Hurricane Ian

Hurricane Ian   Wikipedia

Weather has a way of speaking to us sometimes with greater emphasis than initially understood. Climate change has been signaling to be careful where you live and not to fantasize that destruction will not hit your community especially if you live coastal and in a flood zone area.

Tuesday September 27, 2022 - Those with family and friends in Florida watched Hurricane Ian and prayed for the safety of loved ones knowing this record breaking storm would change the landscape of Florida forever. To live in coastal Florida is to live with the never ending danger of your home being swept away in the pages of history. Insurance companies have gone bankrupt or double their rates making it impossible for people to be reimbursed in the onslaught of storms that increase in intensity every year. Many Floridians never had insurance and will lose everything reminding me of the aftermath of the wildfires in California. These are often poor people - many seniors - who live in mobile homes where you can't get insurance.

Wednesday morning I texted with friends and family in Florida - the weather service announcing that Ian is the fifth most powerful storm to ever hit the US. On a beautiful autumn afternoon in Brooklyn I met my friend Diane. As we passed a Halloween display we couldn't resist taking a few pics. Along came three middle school students on their way home from school and joined in - reminding me of my teaching days. Increasing extreme climate change - developing into natural disasters - certainly are one of the learning lessons of society today - but on this day we all wanted a treat not a trick.

Back home I spend the rest of the day checking in with Florida relatives and friends coping with Hurricane Ian. Life aways seems to be about coping one way or another ... doesn't it?

Thursday: Most friends and all of my family report heavy winds and rain but no flooding or power outages in their areas. They were lucky. I'm still waiting to hear from my friend John.

Friday: Video: Aerial surveillance of the damage created by hurricane Ian in Florida reminds me of the Russian invasion of Ukraine

Saturday: My friend John lives in a mobile home retirement community in Bradenton called Swan Lake Village. He had fixed up his house and put it on the market a week ago. Today he texted:

80% of my community was either damaged or destroyed! It's a bloody nightmare! I am one of the lucky ones as I survived Ian with only minor damage to my house but I believe the storm weaken the structure. Lawn gone. No power. No water. No nothing. Cleanup begins. Going to find food and charge my phone.

Before Pics of John's House

Like most climate events of epic proportions - Ian's devastation goes beyond a natural disaster story into a human disaster story. Not only are homes, buildings, bridges and more destroyed, so too are the lives of people especially those on the margins whose homes, jobs, and health are now precarious having lost everything.

Florida is home to seniors who often do not have the resources nor energies to rebuild and now have nowhere to go.

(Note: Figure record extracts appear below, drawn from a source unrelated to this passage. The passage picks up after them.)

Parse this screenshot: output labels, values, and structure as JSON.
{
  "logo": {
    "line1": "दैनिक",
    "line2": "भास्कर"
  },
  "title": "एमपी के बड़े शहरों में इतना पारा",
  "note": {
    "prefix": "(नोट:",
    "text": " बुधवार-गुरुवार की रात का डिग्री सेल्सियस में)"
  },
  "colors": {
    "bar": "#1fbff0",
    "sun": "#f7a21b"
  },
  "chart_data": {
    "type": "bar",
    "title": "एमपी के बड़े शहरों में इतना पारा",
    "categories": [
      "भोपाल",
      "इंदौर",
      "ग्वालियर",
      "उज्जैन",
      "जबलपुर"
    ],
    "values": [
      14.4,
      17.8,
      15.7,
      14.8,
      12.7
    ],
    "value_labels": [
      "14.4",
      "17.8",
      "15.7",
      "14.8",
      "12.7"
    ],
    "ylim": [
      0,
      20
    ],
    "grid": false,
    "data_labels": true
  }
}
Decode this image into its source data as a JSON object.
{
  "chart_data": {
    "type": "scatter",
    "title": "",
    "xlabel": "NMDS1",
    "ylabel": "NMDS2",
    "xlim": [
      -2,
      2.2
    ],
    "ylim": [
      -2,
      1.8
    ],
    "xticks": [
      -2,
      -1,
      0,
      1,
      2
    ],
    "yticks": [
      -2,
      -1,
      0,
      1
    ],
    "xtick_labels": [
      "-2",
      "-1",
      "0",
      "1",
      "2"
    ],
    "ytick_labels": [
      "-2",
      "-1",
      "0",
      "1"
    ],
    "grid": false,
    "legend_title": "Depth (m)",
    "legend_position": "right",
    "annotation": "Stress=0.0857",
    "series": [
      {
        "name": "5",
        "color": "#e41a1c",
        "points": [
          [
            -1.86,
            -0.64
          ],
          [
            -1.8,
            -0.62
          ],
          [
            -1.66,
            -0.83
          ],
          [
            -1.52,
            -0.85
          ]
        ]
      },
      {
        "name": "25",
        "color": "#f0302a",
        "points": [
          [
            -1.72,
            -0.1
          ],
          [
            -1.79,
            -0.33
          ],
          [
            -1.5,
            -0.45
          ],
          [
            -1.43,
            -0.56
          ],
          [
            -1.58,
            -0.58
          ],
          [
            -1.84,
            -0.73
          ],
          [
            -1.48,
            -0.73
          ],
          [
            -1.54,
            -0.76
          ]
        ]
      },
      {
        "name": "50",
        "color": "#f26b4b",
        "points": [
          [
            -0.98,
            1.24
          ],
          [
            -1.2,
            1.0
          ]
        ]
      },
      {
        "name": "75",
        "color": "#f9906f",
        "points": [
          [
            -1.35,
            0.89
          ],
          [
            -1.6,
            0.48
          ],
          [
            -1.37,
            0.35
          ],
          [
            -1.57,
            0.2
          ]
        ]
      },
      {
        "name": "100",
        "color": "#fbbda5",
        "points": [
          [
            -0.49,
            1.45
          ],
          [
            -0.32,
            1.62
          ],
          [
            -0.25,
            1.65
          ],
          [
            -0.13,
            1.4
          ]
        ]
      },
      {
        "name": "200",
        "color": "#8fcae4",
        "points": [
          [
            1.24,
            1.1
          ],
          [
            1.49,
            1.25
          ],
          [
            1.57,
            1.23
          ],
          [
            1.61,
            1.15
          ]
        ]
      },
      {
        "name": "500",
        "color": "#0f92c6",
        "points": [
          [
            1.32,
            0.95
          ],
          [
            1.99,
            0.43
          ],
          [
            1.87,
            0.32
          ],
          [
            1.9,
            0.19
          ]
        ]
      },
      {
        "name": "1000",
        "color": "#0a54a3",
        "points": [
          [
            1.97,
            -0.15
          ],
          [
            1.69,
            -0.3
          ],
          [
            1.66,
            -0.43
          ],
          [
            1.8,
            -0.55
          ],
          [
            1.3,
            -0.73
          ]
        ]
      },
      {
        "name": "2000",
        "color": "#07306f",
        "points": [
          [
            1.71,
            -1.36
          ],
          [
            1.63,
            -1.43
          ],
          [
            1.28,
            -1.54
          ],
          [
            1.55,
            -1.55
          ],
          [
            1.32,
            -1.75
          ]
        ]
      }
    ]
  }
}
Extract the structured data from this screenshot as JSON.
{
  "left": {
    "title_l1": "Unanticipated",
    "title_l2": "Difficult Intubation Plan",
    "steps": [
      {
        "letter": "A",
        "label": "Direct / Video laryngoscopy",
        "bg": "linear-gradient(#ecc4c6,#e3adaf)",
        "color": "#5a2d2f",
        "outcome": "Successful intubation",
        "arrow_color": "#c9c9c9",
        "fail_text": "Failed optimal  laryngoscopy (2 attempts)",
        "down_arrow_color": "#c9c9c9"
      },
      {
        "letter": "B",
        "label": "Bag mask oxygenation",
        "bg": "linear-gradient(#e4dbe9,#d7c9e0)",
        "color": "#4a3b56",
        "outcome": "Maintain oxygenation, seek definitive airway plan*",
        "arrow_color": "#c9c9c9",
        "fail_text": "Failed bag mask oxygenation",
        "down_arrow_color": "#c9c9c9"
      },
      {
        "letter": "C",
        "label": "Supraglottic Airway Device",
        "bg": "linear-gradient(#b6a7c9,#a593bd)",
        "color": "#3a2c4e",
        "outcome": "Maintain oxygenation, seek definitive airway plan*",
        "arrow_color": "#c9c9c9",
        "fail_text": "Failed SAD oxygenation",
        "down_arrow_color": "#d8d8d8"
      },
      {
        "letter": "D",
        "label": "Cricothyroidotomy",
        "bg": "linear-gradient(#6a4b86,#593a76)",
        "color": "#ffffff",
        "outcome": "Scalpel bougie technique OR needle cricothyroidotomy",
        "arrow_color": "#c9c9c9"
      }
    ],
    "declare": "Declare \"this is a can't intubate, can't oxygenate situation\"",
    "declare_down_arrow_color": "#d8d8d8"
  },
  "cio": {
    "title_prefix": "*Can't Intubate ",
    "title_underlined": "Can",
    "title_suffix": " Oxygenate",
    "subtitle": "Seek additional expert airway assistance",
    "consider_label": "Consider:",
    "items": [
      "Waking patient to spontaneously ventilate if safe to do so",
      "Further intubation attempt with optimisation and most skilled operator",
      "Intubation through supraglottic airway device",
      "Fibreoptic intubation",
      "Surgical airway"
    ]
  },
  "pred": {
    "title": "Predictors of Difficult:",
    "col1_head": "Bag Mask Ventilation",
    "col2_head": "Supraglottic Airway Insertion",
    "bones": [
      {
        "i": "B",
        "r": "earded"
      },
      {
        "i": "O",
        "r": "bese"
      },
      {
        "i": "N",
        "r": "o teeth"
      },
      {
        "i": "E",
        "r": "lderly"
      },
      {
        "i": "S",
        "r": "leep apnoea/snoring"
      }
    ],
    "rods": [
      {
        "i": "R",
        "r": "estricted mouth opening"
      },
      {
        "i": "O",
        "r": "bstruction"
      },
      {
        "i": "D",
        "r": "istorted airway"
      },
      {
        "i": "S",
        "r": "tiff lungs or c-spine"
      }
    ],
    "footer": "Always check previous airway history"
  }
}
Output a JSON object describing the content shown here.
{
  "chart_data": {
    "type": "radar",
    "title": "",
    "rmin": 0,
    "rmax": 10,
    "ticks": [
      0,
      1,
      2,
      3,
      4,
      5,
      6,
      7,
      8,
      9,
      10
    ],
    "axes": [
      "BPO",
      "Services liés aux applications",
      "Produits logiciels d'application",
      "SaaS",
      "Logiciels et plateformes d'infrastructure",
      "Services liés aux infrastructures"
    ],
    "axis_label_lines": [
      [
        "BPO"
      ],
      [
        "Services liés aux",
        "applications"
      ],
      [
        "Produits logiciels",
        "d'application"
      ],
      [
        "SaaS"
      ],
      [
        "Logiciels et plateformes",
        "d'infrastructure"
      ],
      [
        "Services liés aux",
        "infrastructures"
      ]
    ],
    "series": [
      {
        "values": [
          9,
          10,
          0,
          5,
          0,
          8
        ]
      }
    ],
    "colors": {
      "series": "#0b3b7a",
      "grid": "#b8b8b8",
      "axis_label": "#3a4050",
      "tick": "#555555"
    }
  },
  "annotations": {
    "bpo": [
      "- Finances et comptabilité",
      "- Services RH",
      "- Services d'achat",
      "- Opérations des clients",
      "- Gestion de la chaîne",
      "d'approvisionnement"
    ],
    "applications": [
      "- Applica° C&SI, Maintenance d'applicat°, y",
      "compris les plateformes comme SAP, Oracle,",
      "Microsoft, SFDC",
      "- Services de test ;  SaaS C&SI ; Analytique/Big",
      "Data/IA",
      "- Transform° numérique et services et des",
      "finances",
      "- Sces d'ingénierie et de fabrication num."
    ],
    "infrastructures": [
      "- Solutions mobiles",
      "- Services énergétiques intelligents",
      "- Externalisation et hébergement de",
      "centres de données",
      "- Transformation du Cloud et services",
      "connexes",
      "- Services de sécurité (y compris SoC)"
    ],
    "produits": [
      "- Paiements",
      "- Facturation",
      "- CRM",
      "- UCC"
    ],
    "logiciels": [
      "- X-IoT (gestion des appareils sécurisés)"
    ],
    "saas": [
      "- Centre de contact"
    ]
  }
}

Sadly this is a story not just in the United States but globally due to climate change and war. John and I have talked about this many times which is why he wanted to sell and move out of Florida.

Climate events often pave the way for natural disasters

September 24, 2022 Hurricane Fiona made landfall near Whitehead, Nova Scotia as a post-tropical storm with sustained wind speeds of 103 mph.

September 26-October 2, 2022 ... ongoing earthquakes occurred in the Reykjanes Ridge a submarine section of the Mid-Atlantic Ridge close to southwest Iceland.

The Mid-Atlantic Ridge is rising which will affect everything connected to the Atlantic Ocean much as the broken Pacific Plate is stepping up earthquake and volcanic activity in the Pacific Rim and related.